Looking for help from those who done this route and know it pretty well.
I’m looking for shorter person beta (5ft 8”) on this route.
I’ve managed to work out the low crux sequence with the left under cling with right crossing into the big jug.
But it’s the next section, going from the big jug, I’m struggling with. There’s three options I’ve tried.
Option 1. Going up and left to the vertical side pull fin/flake like hold. I can reach it but cant get any use out of it to pull up on to the bigger jugs just left of the next bolt. Seems bereft of left foot options.
Option 2. Reaching up above my head into the under cling with my right hand, there's a few options for feet but once I’m in the under cling, I cant bring my left hand up to the next hold.

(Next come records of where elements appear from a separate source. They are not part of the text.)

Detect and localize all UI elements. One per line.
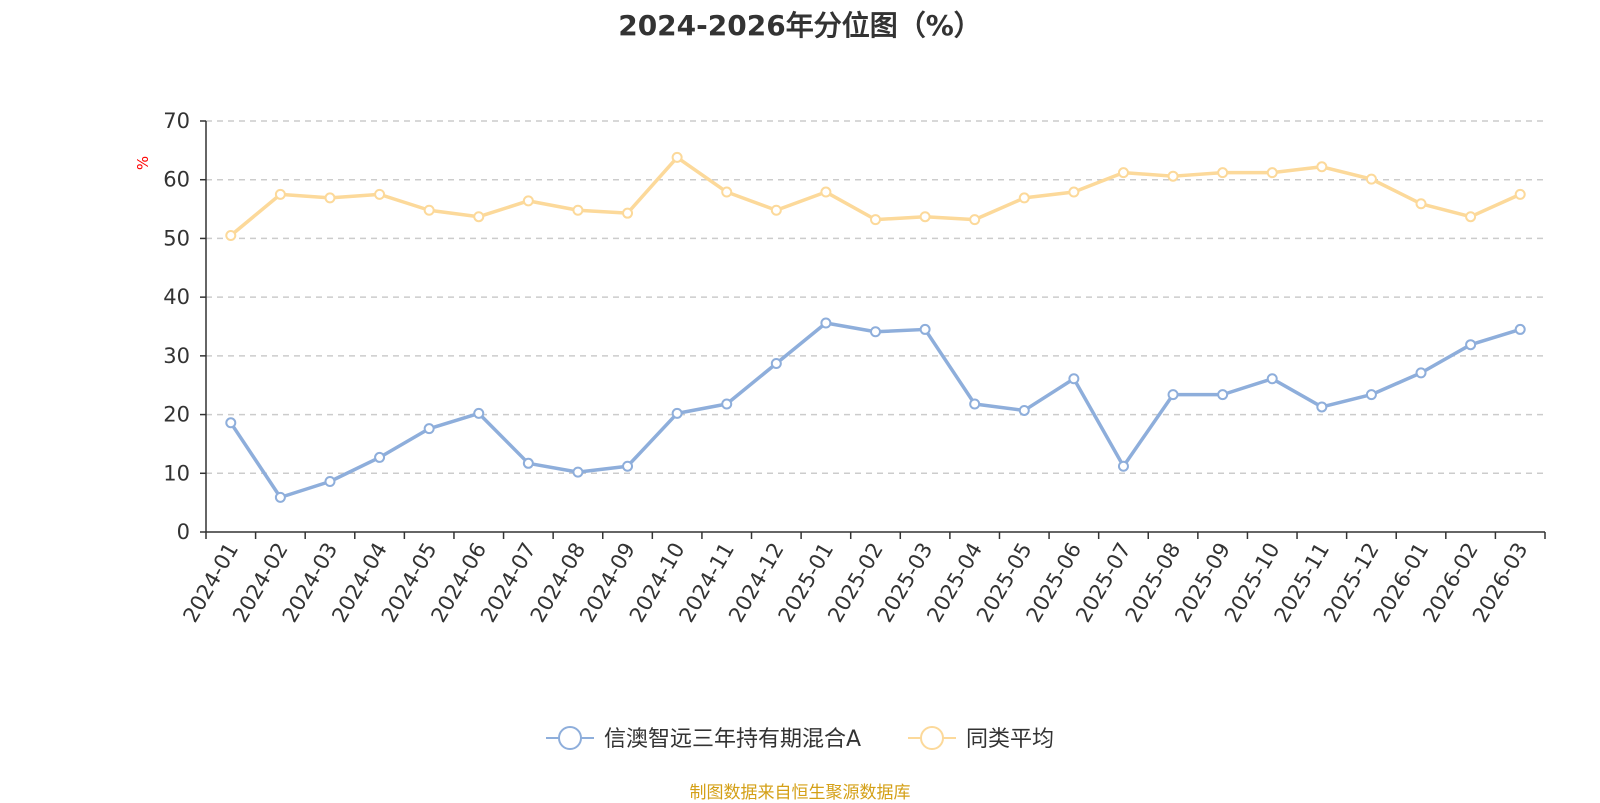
data-point xyxy=(1018,404,1030,416)
data-point xyxy=(820,186,832,198)
data-point xyxy=(820,317,832,329)
chart-title: 2024-2026年分位图（%） xyxy=(618,9,982,42)
y-tick-label: 70 xyxy=(163,109,190,133)
data-point xyxy=(324,476,336,488)
data-point xyxy=(969,398,981,410)
y-tick-label: 40 xyxy=(163,285,190,309)
data-point xyxy=(770,357,782,369)
data-point xyxy=(1316,401,1328,413)
data-point xyxy=(1266,167,1278,179)
data-point xyxy=(522,195,534,207)
data-point xyxy=(274,491,286,503)
data-point xyxy=(1018,192,1030,204)
data-point xyxy=(919,211,931,223)
data-point xyxy=(473,407,485,419)
y-unit-label: % xyxy=(134,156,152,170)
y-tick-label: 60 xyxy=(163,168,190,192)
data-point xyxy=(225,229,237,241)
data-point xyxy=(1365,389,1377,401)
data-point xyxy=(1266,373,1278,385)
y-tick-label: 10 xyxy=(163,461,190,485)
data-point xyxy=(721,398,733,410)
data-point xyxy=(1068,373,1080,385)
data-point xyxy=(919,323,931,335)
data-point xyxy=(721,186,733,198)
legend-label: 同类平均 xyxy=(966,727,1054,752)
data-point xyxy=(1316,161,1328,173)
data-point xyxy=(374,451,386,463)
data-point xyxy=(225,417,237,429)
data-point xyxy=(1465,211,1477,223)
y-tick-label: 30 xyxy=(163,344,190,368)
data-point xyxy=(1415,367,1427,379)
series-line xyxy=(229,321,1521,500)
source-note: 制图数据来自恒生聚源数据库 xyxy=(689,783,911,803)
data-point xyxy=(324,192,336,204)
tick-labels: 010203040506070%2024-012024-022024-03202… xyxy=(134,109,1533,626)
data-point xyxy=(1365,173,1377,185)
data-point xyxy=(1514,188,1526,200)
data-point xyxy=(572,466,584,478)
grid-lines xyxy=(206,120,1545,475)
data-point xyxy=(1167,389,1179,401)
y-tick-label: 20 xyxy=(163,403,190,427)
data-point xyxy=(423,204,435,216)
data-point xyxy=(622,460,634,472)
data-point xyxy=(572,204,584,216)
data-point xyxy=(374,188,386,200)
data-point xyxy=(423,423,435,435)
legend-swatch-marker xyxy=(920,726,944,750)
data-point xyxy=(1068,186,1080,198)
data-point xyxy=(870,214,881,226)
data-point xyxy=(1217,167,1229,179)
data-point xyxy=(473,211,485,223)
data-point xyxy=(770,204,782,216)
legend-swatch-marker xyxy=(558,726,582,750)
data-point xyxy=(1415,198,1427,210)
data-point xyxy=(671,407,683,419)
series-lines xyxy=(225,151,1526,503)
legend: 信澳智远三年持有期混合A 同类平均 xyxy=(546,726,1054,752)
data-point xyxy=(1117,167,1129,179)
data-point xyxy=(1514,323,1526,335)
y-tick-label: 0 xyxy=(177,520,190,544)
y-tick-label: 50 xyxy=(163,226,190,250)
data-point xyxy=(274,188,286,200)
data-point xyxy=(870,326,881,338)
data-point xyxy=(1167,170,1179,182)
legend-label: 信澳智远三年持有期混合A xyxy=(604,727,861,752)
axes xyxy=(200,120,1546,539)
data-point xyxy=(1217,389,1229,401)
data-point xyxy=(1117,460,1129,472)
data-point xyxy=(622,207,634,219)
data-point xyxy=(522,457,534,469)
data-point xyxy=(969,214,981,226)
data-point xyxy=(671,151,683,163)
data-point xyxy=(1465,339,1477,351)
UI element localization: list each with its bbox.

Option 3. Using option 1 and then into option 2, but this seemed ridiculously bad beta. Thought my head was going to burst with the strain and ridiculous number of foot moves. So I binned that after two tries
While I’m here, I may as well be greedy.. At the last bolt there’s a right hand side pull and a three finger slot to pull onto the slab to finish. is the best method, pull on the smallish side pull with the right hand and cross over to the slot with the left hand and then go up?
Finally, can you get access to the anchors from the Monsal trail and drop a fixed line? That would be quicker than stick clipping / rope soloing my way up this line.